The Matador is unquestionably one of the all-time greats of Britain’s once proud truck industry. Determined to make the best even better, Frank Douglas equipped re-fettled ex-Army Matadors for their peacetime task with a powerful winch, fold-down lattice jib and, mounted at the rear of the chassis, a twin-spade land anchor.

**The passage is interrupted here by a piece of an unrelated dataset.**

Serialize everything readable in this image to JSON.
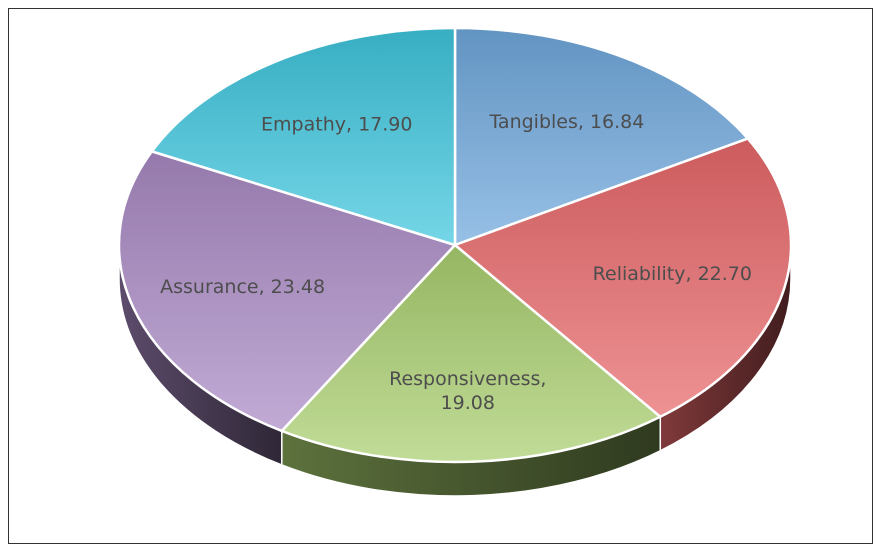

As war surplus Matador stocks dried up, in 1950 the company progressed to more extensively modified developments based on civilian AEC models in production at the time. Second-generation Douglas stump pullers were powered by a 9.6-litre, six-cylinder AEC diesel producing 125bhp at 1800rpm and 430ft-lb (583Nm) of torque at 1000rpm. With a 9.75ft wheelbase and weighing six tons unladen, they had a tractive effort of nine tons and were capable of climbing a 1 in 2 gradient at 12 tons gross.

Things have moved on somewhat in the intervening 50-odd years. Today’s flagship Douglas tractor, the TBL-600, has a maximum tractive effort of 600 tonnes – prodigious by any standard. The TBL-600 is designed for moving aircraft as big as an 853-passenger Airbus A380 ‘super jumbo’, the largest airliner in commercial service. Current catalogued engine options for the TBL-600 are a Caterpillar C18 producing 700bhp at 2100rpm and 3198Nm at 1400rpm and a Cummins QSK 19 delivering 760bhp at 2100rpm and 3098Nm of torque at 1400rpm.

By the time FL Douglas died in the mid-1960s, financial realities resulted in wider restructuring. His zealous enthusiasm for mechanical ingenuity led to a firm of moderate size accumulating an exceptionally diverse assortment of product types, some sold in insufficient numbers to recoup development costs.

Sensibly, though probably with great reluctance, Douglas retreated from on/off road markets and elected to concentrate on two vehicle families, port and terminal tugs and civil and military aircraft towing tractors.